London Film Fest Day 15 - STARSUCKERS

STARSUCKERS is the latest film from British documentarian Chris Atkins, whose last film, TAKING LIBERTIES was a powerful indictment of the Blair government's systematic dismantling of our civil rights. His new film focuses on the way in which Big Media creates celebrity avatars and systematically markets them to us from a very young age, so that the desire to be near the famous amps up their sales.

The production values on the film are, in all honesty, terrible. The animation, the slickness of the title credits, the way in which it's filmed - none of it looks as good as, say, a Michael Moore documentary, with the weight of the Weinsteins behind it. But all of that matters not one jot. Because Chris Atkins, in sharp contrast to Michael Moore, knows how to organise his material, how to back it up with credible commentators, and how to take an audience through a complicated thesis from the stuff we all think we know, to the stuff that we don't know and that scares us.

The Atkins' thesis is that humans have evolutionary programming that attracts us to celebrities, and makes us want to get as close to them as possible. It's all about wanting to learn from or mate with the alpha male. Politicians and corporate brands know they can feed off that by associating themselves with celebrities, and pretty soon the line begins to blur. Big Media creates a message splicing the two, and targets it at us from a young age. Moreover, they hold out the carrot that we too can become celebrities through reality TV. Where it gets dangerous is when Hannah Montana is marketing Walmart to kids through alarm clocks, or the Live 8 concerts are being arranged to spoil the coverage of the Make Poverty History campaign.

As I said, STARSUCKERS is a compelling, well-organised and well-argued documentary, even if I don't agree with everything it says. For instance, I fear that blaming our addiction to celebrity culture on pre-historic impulses lets us off the hook for our complicity in the whole thing. After all, THE SUN would provide 20,000 word thoughtful reviews in the manner of the LONDON REVIEW OF BOOKS if that's what sold. The key point is that even if you don't agree with everything Atkins is arguing, his arguments are still credible and well-researched.

More than that, you almost have a duty to yourself as a consumer of popular culture to watch this film. By definition, if you're reading this review, you've probably come via IMDB and spend a disproportionate amount of your time consuming Hollywood and the celebrity press' output. It becomes, then, mandatory to see footage of Max Clifford boasting of squashing stories - a story that he tried to injunct.

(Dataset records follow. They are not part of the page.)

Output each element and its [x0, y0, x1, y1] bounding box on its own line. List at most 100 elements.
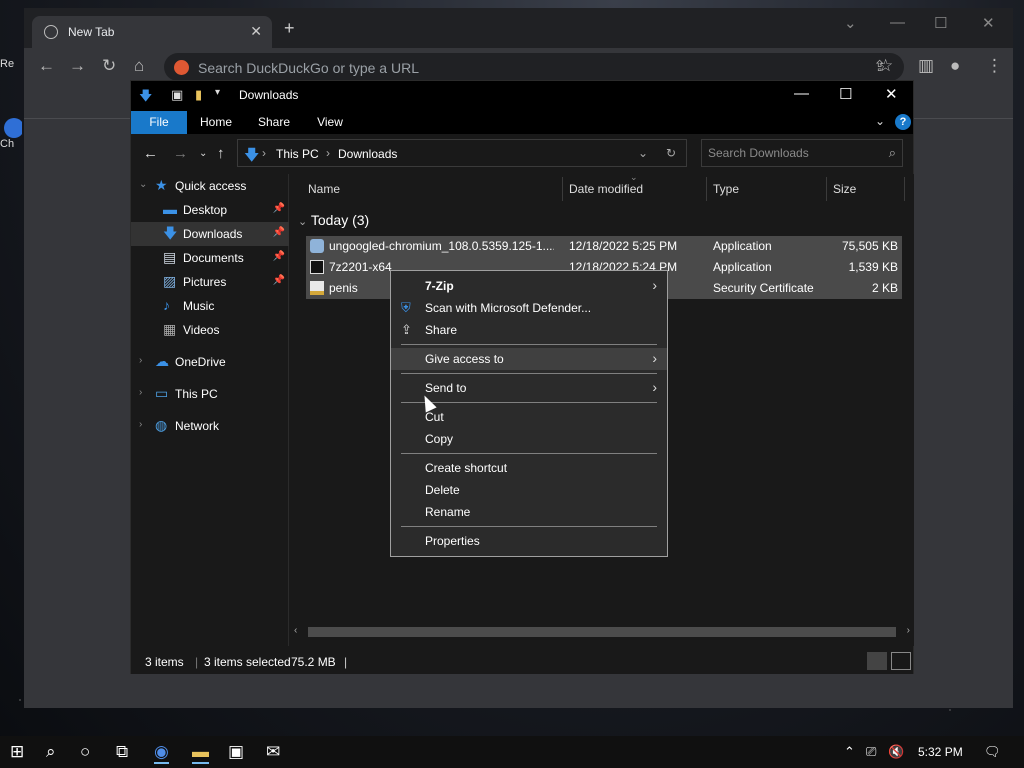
menu-item-share[interactable]: ⇪ Share — [391, 319, 667, 341]
task-view-icon[interactable]: ⧉ — [116, 742, 128, 762]
nav-item-videos[interactable]: ▦ Videos — [131, 318, 289, 342]
menu-item-label: Scan with Microsoft Defender... — [425, 301, 592, 315]
address-bar[interactable]: 🡇 › This PC › Downloads ⌄ ↻ — [237, 139, 687, 167]
scroll-left-icon[interactable]: ‹ — [294, 625, 297, 636]
new-tab-button[interactable]: + — [284, 19, 295, 37]
application-icon — [310, 239, 324, 253]
expand-chevron-icon[interactable]: › — [139, 419, 142, 430]
breadcrumb-this-pc[interactable]: This PC — [276, 147, 319, 161]
group-header-today[interactable]: ⌄ Today (3) — [298, 212, 369, 228]
details-view-icon[interactable] — [867, 652, 887, 670]
nav-item-documents[interactable]: ▤ Documents 📌 — [131, 246, 289, 270]
desktop-icon-recycle[interactable]: Re — [0, 58, 22, 70]
maximize-button[interactable]: ☐ — [839, 85, 852, 103]
back-icon[interactable]: ← — [38, 57, 55, 75]
menu-item-delete[interactable]: Delete — [391, 479, 667, 501]
search-input[interactable] — [708, 146, 878, 160]
expand-chevron-icon[interactable]: › — [139, 387, 142, 398]
expand-chevron-icon[interactable]: › — [139, 355, 142, 366]
menu-item-rename[interactable]: Rename — [391, 501, 667, 523]
customize-toolbar-icon[interactable]: ▾ — [215, 87, 220, 98]
expand-ribbon-icon[interactable]: ⌄ — [875, 114, 885, 128]
start-windows-icon[interactable]: ⊞ — [10, 742, 24, 762]
column-divider[interactable] — [904, 177, 905, 201]
column-divider[interactable] — [706, 177, 707, 201]
volume-muted-icon[interactable]: 🔇 — [888, 744, 904, 760]
column-header-name[interactable]: Name — [308, 174, 340, 204]
close-button[interactable]: ✕ — [982, 14, 995, 32]
column-divider[interactable] — [826, 177, 827, 201]
taskbar-clock[interactable]: 5:32 PM — [918, 745, 963, 759]
properties-icon[interactable]: ▣ — [171, 87, 183, 103]
action-center-icon[interactable]: 🗨 — [984, 744, 1001, 760]
breadcrumb-downloads[interactable]: Downloads — [338, 147, 397, 161]
tab-new-tab[interactable]: New Tab ✕ — [32, 16, 272, 48]
menu-item-properties[interactable]: Properties — [391, 530, 667, 552]
large-icons-view-icon[interactable] — [891, 652, 911, 670]
search-icon[interactable]: ⌕ — [46, 742, 56, 762]
nav-item-downloads[interactable]: 🡇 Downloads 📌 — [131, 222, 289, 246]
recent-locations-icon[interactable]: ⌄ — [199, 146, 207, 161]
reload-icon[interactable]: ↻ — [102, 57, 116, 75]
side-panel-icon[interactable]: ▥ — [918, 57, 934, 75]
menu-dots-icon[interactable]: ⋮ — [986, 57, 1003, 75]
nav-item-this-pc[interactable]: › ▭ This PC — [131, 382, 289, 406]
search-box[interactable]: ⌕ — [701, 139, 903, 167]
chromium-taskbar-icon[interactable]: ◉ — [154, 742, 169, 764]
address-dropdown-icon[interactable]: ⌄ — [638, 146, 648, 160]
nav-item-pictures[interactable]: ▨ Pictures 📌 — [131, 270, 289, 294]
store-icon[interactable]: ▣ — [228, 742, 244, 762]
scroll-right-icon[interactable]: › — [907, 625, 910, 636]
downloads-arrow-icon: 🡇 — [244, 147, 260, 164]
column-divider[interactable] — [562, 177, 563, 201]
mail-icon[interactable]: ✉ — [266, 742, 280, 762]
help-icon[interactable]: ? — [895, 114, 911, 130]
collapse-chevron-icon[interactable]: ⌄ — [139, 179, 147, 190]
nav-item-onedrive[interactable]: › ☁ OneDrive — [131, 350, 289, 374]
minimize-button[interactable]: — — [890, 14, 905, 31]
bookmark-star-icon[interactable]: ☆ — [878, 57, 893, 75]
table-row[interactable]: ungoogled-chromium_108.0.5359.125-1.... … — [306, 236, 902, 257]
minimize-button[interactable]: — — [794, 85, 809, 102]
file-name: 7z2201-x64 — [329, 260, 392, 274]
menu-item-create-shortcut[interactable]: Create shortcut — [391, 457, 667, 479]
desktop-icon-chrome[interactable]: Ch — [0, 118, 22, 150]
forward-icon[interactable]: → — [173, 146, 188, 161]
refresh-icon[interactable]: ↻ — [666, 146, 676, 160]
show-hidden-icons[interactable]: ⌃ — [844, 744, 855, 760]
menu-item-scan-defender[interactable]: ⛨ Scan with Microsoft Defender... — [391, 297, 667, 319]
file-explorer-taskbar-icon[interactable]: ▬ — [192, 742, 209, 764]
column-header-date-modified[interactable]: Date modified — [569, 174, 643, 204]
menu-item-7zip[interactable]: 7-Zip › — [391, 275, 667, 297]
back-icon[interactable]: ← — [143, 146, 158, 161]
globe-icon — [44, 25, 58, 39]
network-tray-icon[interactable]: ⎚ — [866, 744, 876, 760]
menu-item-send-to[interactable]: Send to › — [391, 377, 667, 399]
network-icon: ◍ — [155, 417, 168, 433]
column-header-size[interactable]: Size — [833, 174, 856, 204]
close-tab-icon[interactable]: ✕ — [250, 23, 262, 40]
nav-item-network[interactable]: › ◍ Network — [131, 414, 289, 438]
horizontal-scrollbar[interactable]: ‹ › — [290, 624, 914, 640]
tab-view[interactable]: View — [307, 111, 353, 134]
up-icon[interactable]: ↑ — [217, 146, 225, 161]
menu-item-give-access[interactable]: Give access to › — [391, 348, 667, 370]
address-bar[interactable]: Search DuckDuckGo or type a URL ⇪ — [164, 53, 904, 81]
tab-file[interactable]: File — [131, 111, 187, 134]
column-header-type[interactable]: Type — [713, 174, 739, 204]
profile-icon[interactable]: ● — [950, 57, 960, 75]
close-button[interactable]: ✕ — [885, 85, 898, 103]
tab-home[interactable]: Home — [193, 111, 239, 134]
nav-item-music[interactable]: ♪ Music — [131, 294, 289, 318]
tab-search-icon[interactable]: ⌄ — [844, 14, 857, 32]
home-icon[interactable]: ⌂ — [134, 57, 144, 75]
cortana-icon[interactable]: ○ — [80, 742, 90, 762]
new-folder-icon[interactable]: ▮ — [195, 87, 202, 103]
nav-item-quick-access[interactable]: ⌄ ★ Quick access — [131, 174, 289, 198]
tab-share[interactable]: Share — [251, 111, 297, 134]
forward-icon[interactable]: → — [69, 57, 86, 75]
scrollbar-thumb[interactable] — [308, 627, 896, 637]
nav-item-desktop[interactable]: ▬ Desktop 📌 — [131, 198, 289, 222]
menu-item-copy[interactable]: Copy — [391, 428, 667, 450]
maximize-button[interactable]: ☐ — [934, 14, 947, 32]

My only real criticism of STARSUCKERS is that it doesn't go far enough. I didn't get the same sense of anger as I did watching TAKING LIBERTIES. Chris Atkins takes down some low level sleazy tabloid journos, but nowhere does he explicitly examine the power, say, of Rupert Murdoch, and the way he has successfully lobbied government's to dismantle concentrated ownership laws. And in his section of politicians as celebrities, would Berlusconi not have been a more powerful example than some Lithuanians. All through the documentary, Atkins' narrator talks on behalf of "Big Media" as "we". Well, if that's the case, you need to show more complicity between the big media agents.

STARSUCKERS played London 2009 and is on limited released from this weekend, including at the Curzon cinemas.